Thanks for that, Dan. As you point to, in the case where the blend consists of gas oil, there you will have it. If the components are also diesel-based, going into the new compliant fuels, then it will be clean product tankers that will be distributing it. It depends on how the blending formula is on the side of the producer. The components will be transported on clean petroleum vessels.

Espen Landmark Fjermestad
Analyst, Fearnley Securities

Okay. I think some shipowners now are, you know, opening a bit up in terms of how their, you know, bunker consumption split will be next year. A bit of curiosity here, you know, for you, between the HFO and the scrub ships, the diesel and the LSFO, I mean, how much are you planning on each of those? Have you taken any actions to secure volumes and price ahead of this already?

Jacob Meldgaard
Executive Director, TORM

In the tramp business, I would argue that we can, of course, have ambitions around what we expect, but we really don't know the exact trade pattern that our fleet will have. Based on the experience we have of our historical trade pattern and an overlay with dialogue that we have with the bunker suppliers, we expect that something 80%-90% of the compliant fuel, so to say, would be VLSFO. The balance would be that we end up in port or areas where we cannot get sufficient of the VLSFO, and where we would then be using distills or other fuel types. I think it's more suitable for, let's say, container vessels with a very regular trade pattern.

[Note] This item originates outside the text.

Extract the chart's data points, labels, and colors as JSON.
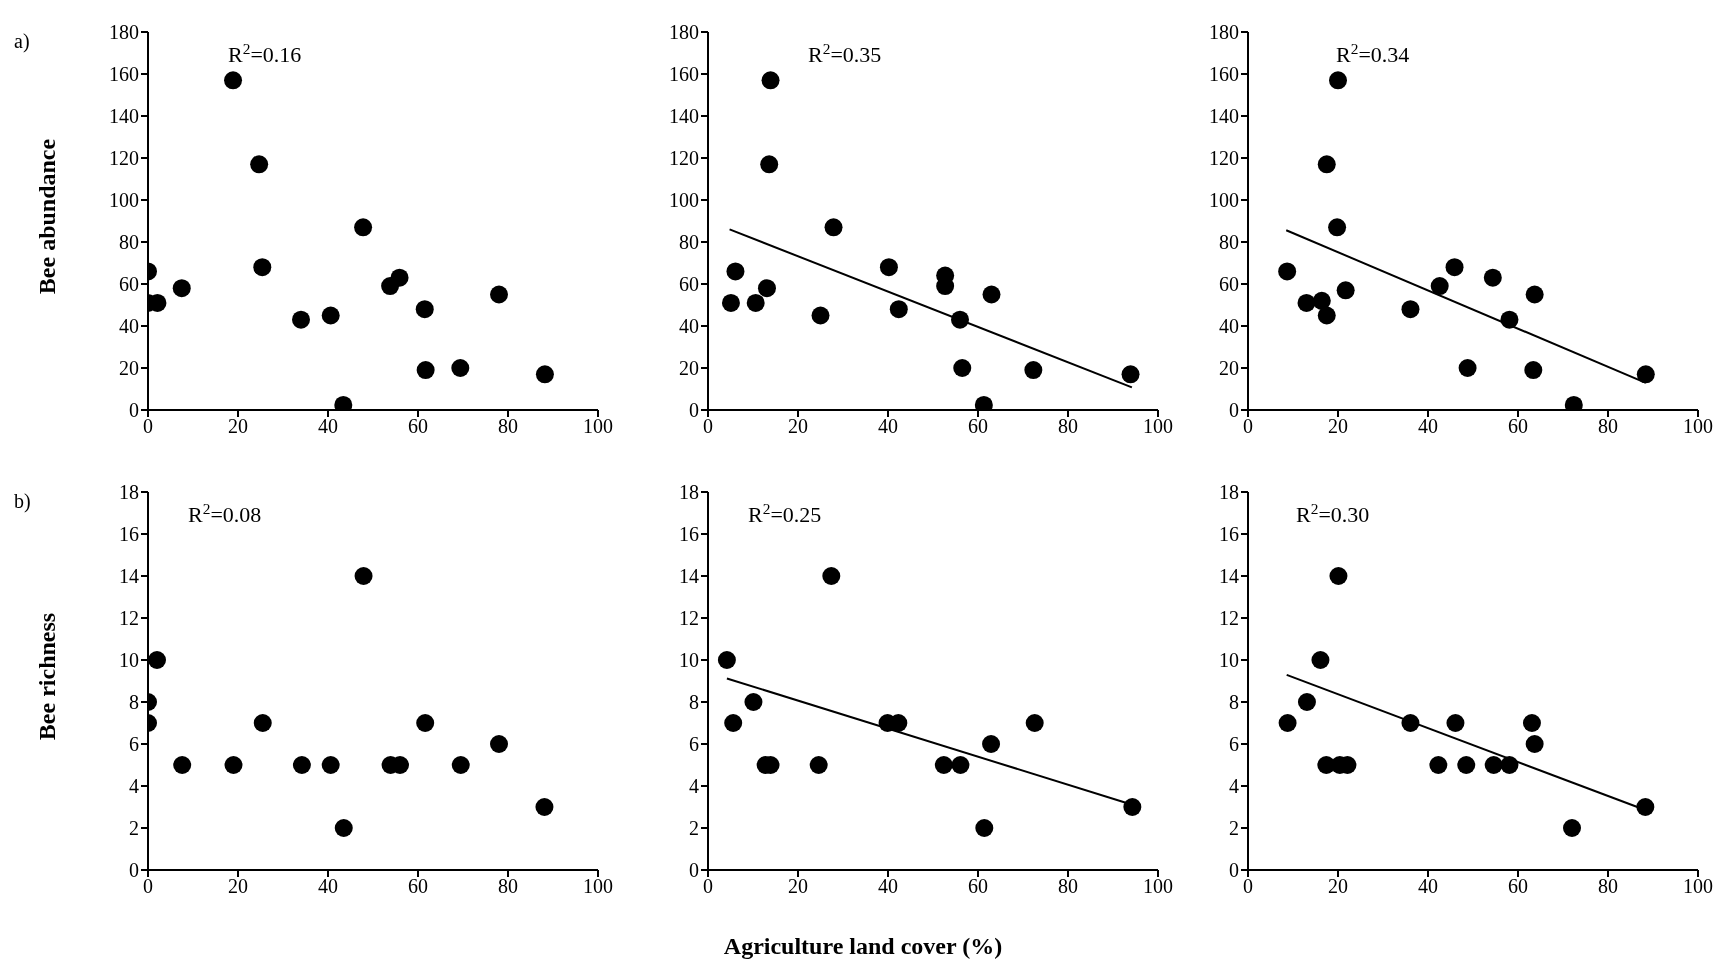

There, I think if I think myself into the management of there, I would be structurally looking at getting supply contracts in place. For tramp companies, I think it is not the most logical thing to do.

Espen Landmark Fjermestad
Analyst, Fearnley Securities

All right. I guess finally, you mentioned the naphtha trade coming a bit under pressure in the second quarter, you know, competition from the LPG side. I guess, the amount of U.S. LPGs, you know, they're not looking to slow anytime soon. I guess with all this light shale oil in the market as well, the amount of naphtha coming out of refineries in the east is probably not going to slow down either, you know, potentially putting a lid on margins similar to what we've seen in the last couple of months. I guess the question is, you know, for you, how important is the, is the naphtha trade?

Jacob Meldgaard
Executive Director, TORM

I agree, one, with sort of your general statement that what we've experienced, let's say, over the last, quarter, does seem to be not an outlier, but it could be that that is something that is here to stay, that you have more competition from, LPG into the petrochemical industry, and also that, locally in Asia, for instance, some of the refiners coming on stream in China would be supplying more of the local, need. For us, I think it's less than 10% of the, of the, naphtha trade. If you take ton-mile for larger vessels, then it's less than 10% of the current naphtha that is originally, for instance, in the Western Hemisphere. When you look at it ton-mile, I think it's about 7%.

You can say there is a risk overall for, not for TORM, specifically, but for the larger segment in the product tanker space , that some of this up of west to east naphtha could come under pressure. It's about 7% on a global basis.

Espen Landmark Fjermestad
Analyst, Fearnley Securities

Okay.

Jacob Meldgaard
Executive Director, TORM

Is our estimate.

Espen Landmark Fjermestad
Analyst, Fearnley Securities

Interesting. Thank you very much, Jacob.

Jacob Meldgaard
Executive Director, TORM

Thanks. Thanks for the questions.

Operator

Thank you. There are no further questions, sir. Please continue.

Jacob Meldgaard
Executive Director, TORM

This concludes the earnings call of the second quarter and half year results. Thank you for dialing in.